Thornton agreed to re-join the expedition (in January 1863), on his own terms. The expedition was still struggling. Drought and famine had hit, exacerbated by tribal warfare related to slaving. Livingstone had established a mission, and both it and the expedition were running out of supplies. Thornton volunteered to trek 150 miles overland to buy supplies. Tete was also hit by drought, so it was only Thornton’s friendship with the Portuguese that enabled him to obtain 60 goats and 40 sheep. He returned severely weakened. Fever and dysentery soon set in, and he died after several days on 21 April 1863, on board the river-launch Pioneer, aged 25 and 16 days. He was buried the next day under a large baobab tree.

Thornton’s family was devastated when the news filtered back, their sadness compounded by a long fight to retrieve his belongings, settle accounts and claim salary arrears. Thornton’s scientific legacy has never been fully evaluated, partly because of his untimely death and partly because his family was prevented from publishing the Kilimanjaro material by the agreement with von der Decken.
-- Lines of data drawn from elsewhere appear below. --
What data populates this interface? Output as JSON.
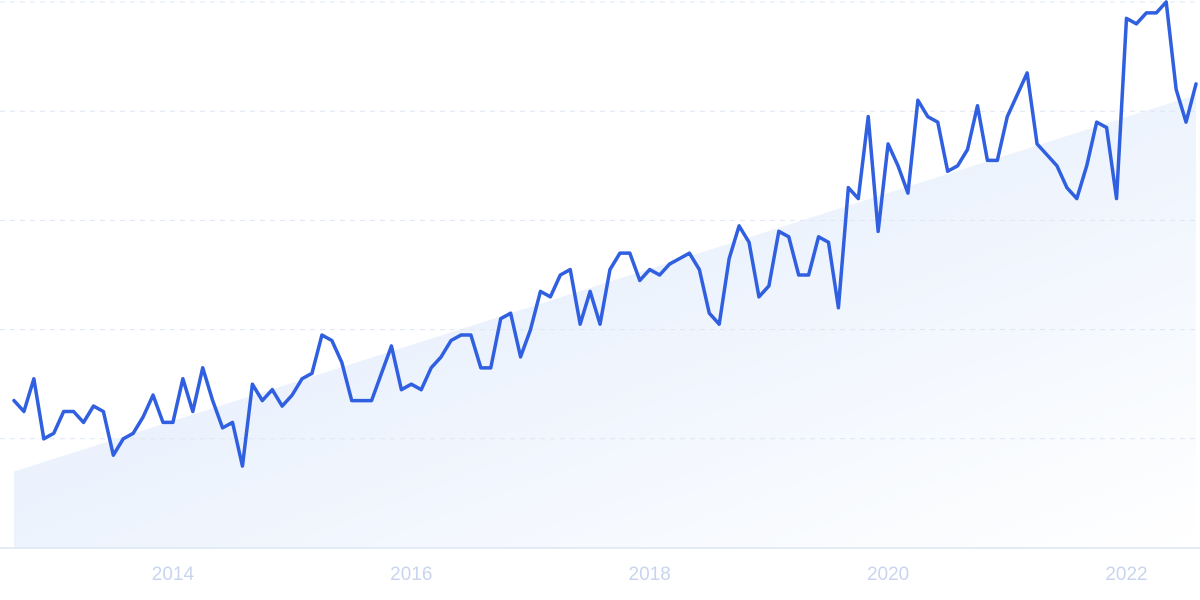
{
  "chart_data": {
    "type": "line",
    "categories": [
      null,
      null,
      null,
      null,
      null,
      null,
      null,
      null,
      null,
      null,
      null,
      null,
      null,
      null,
      null,
      null,
      "2014",
      null,
      null,
      null,
      null,
      null,
      null,
      null,
      null,
      null,
      null,
      null,
      null,
      null,
      null,
      null,
      null,
      null,
      null,
      null,
      null,
      null,
      null,
      null,
      "2016",
      null,
      null,
      null,
      null,
      null,
      null,
      null,
      null,
      null,
      null,
      null,
      null,
      null,
      null,
      null,
      null,
      null,
      null,
      null,
      null,
      null,
      null,
      null,
      "2018",
      null,
      null,
      null,
      null,
      null,
      null,
      null,
      null,
      null,
      null,
      null,
      null,
      null,
      null,
      null,
      null,
      null,
      null,
      null,
      null,
      null,
      null,
      null,
      "2020",
      null,
      null,
      null,
      null,
      null,
      null,
      null,
      null,
      null,
      null,
      null,
      null,
      null,
      null,
      null,
      null,
      null,
      null,
      null,
      null,
      null,
      null,
      null,
      "2022",
      null,
      null,
      null,
      null,
      null,
      null,
      null
    ],
    "series": [
      {
        "color": "#3060e0",
        "values": [
          27,
          25,
          31,
          20,
          21,
          25,
          25,
          23,
          26,
          25,
          17,
          20,
          21,
          24,
          28,
          23,
          23,
          31,
          25,
          33,
          27,
          22,
          23,
          15,
          30,
          27,
          29,
          26,
          28,
          31,
          32,
          39,
          38,
          34,
          27,
          27,
          27,
          32,
          37,
          29,
          30,
          29,
          33,
          35,
          38,
          39,
          39,
          33,
          33,
          42,
          43,
          35,
          40,
          47,
          46,
          50,
          51,
          41,
          47,
          41,
          51,
          54,
          54,
          49,
          51,
          50,
          52,
          53,
          54,
          51,
          43,
          41,
          53,
          59,
          56,
          46,
          48,
          58,
          57,
          50,
          50,
          57,
          56,
          44,
          66,
          64,
          79,
          58,
          74,
          70,
          65,
          82,
          79,
          78,
          69,
          70,
          73,
          81,
          71,
          71,
          79,
          83,
          87,
          74,
          72,
          70,
          66,
          64,
          70,
          78,
          77,
          64,
          97,
          96,
          98,
          98,
          100,
          84,
          78,
          85
        ]
      }
    ],
    "trend": {
      "color": "#dce8fb",
      "values": [
        14,
        83
      ]
    },
    "ylim": [
      0,
      100
    ],
    "ygrid": [
      20,
      40,
      60,
      80,
      100
    ]
  }
}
As Murchison wrote: “So gifted and rising an explorer – had he lived, his indomitable zeal and great acquirements would have surely placed him in the front rank of men of science.”

Further reading

  • Coupland R 1928, “Kirk on the Zambesi, a Chapter of African History”, Clarendon Press, Oxford, UK.
  • Fosbrooke H A 1962, “Richard Thornton in East Africa”, Tanganyika Notes and Records, Vol.58, pp43-63.
  • Martelli G 1972, “Livingstone’s River, a History of the Zambezi Expedition 1858-1864”, Victorian (& Modern History) Book Club, Newton Abbot, UK.
  • Reader J 1982, “Kilimanjaro”, Elm Tree Books, London, UK.
  • Tabler E C 1963 (ed), “The Zambezi Papers of Richard Thornton”, 2 volumes, Chatto & Windus, London, UK.
  • Wallis J P R 1956 (ed), “The Zambezi Expedition of David Livingstone 1858-1863”, 2 vols, Oppenheimer Series Number 9, Chatto & Windus, London, UK.